Conclusions from Ph.D. work:

The reactive oxygen species superoxide and hydrogen peroxide carry distinct biological specificities.

Thioredoxin and superoxide reactivity are functionally compartmentalized within cells and tissues of
Drosophila melanogaster.

My results contributed towards:

The notion that antioxidants can protect Alzheimer’s disease patients from neurodegeneration (Dias-Santagata et al., J Clin Invest, 2007; Frost et al., Nature Neuroscience, 2014)

The re-evaluation of the free radical theory of ageing (Doonan et al., Genes & Development, 2008; Van Raamsdonk and Hekimi, PLoS Genetics, 2009), and

The elucidation of the role reactive oxygen species play during cellular differentiation (Owusu-Ansah et al., Nature, 2009; Owusu-Ansah et al., Cell, 2013) and in immunity (Ha et al., Developmental Cell, 2005).

Conclusions from post-doctoral work:

An iron storage protein (ferritin), which is required for embryonic development, is regulated in a different way according to cell type.

An iron regulatory protein (IRP-1A) mediates cellular iron sensing whereas the function of a testis-specific mitochondrial ferritin remains to be elucidated.

Drosophila melanogaster was established as a model to study iron homeostasis.

My results contributed towards:

The demonstration that bacterial endosymbionts of insects modulate host iron metabolism (Brownlie et al. & Kremer et al., PLOS Pathogens, 2009), as do microbial pathogenic parasites (Chamilos et al., PNAS of the U.S.A., 2008).

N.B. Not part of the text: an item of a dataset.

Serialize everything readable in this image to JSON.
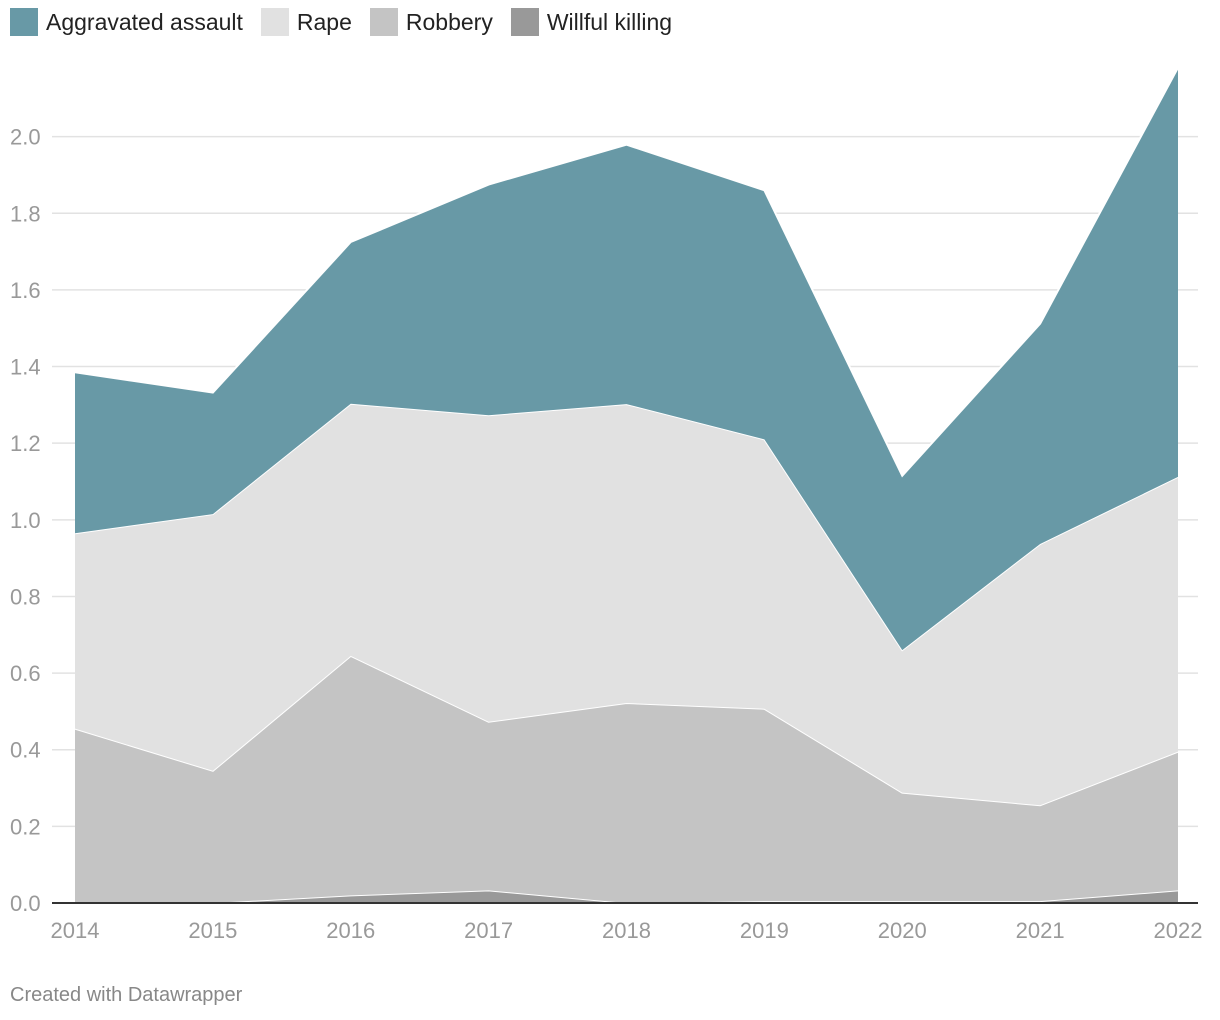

The identification of an iron chaperone that facilitates iron loading onto ferritin (Shi et al., Science, 2008).

The identification of a new target for developing vaccination against tickborne disease, by targeting the secreted ferritin in Ixodes scapularis (Hajdusek et al., PNAS of the U.S.A., 2009) and Haemaphysalis longicornis (Galay et al. PLoS One, 2014)

The realization that spermatogenesis has a special requirement for iron (Metzendorf et al., BMC Developmental Biology, 2010).

The protective role of mitochondrial iron homeostasis in Parkinson’s disease (Esposito et al., PLoS Genetics, 2013).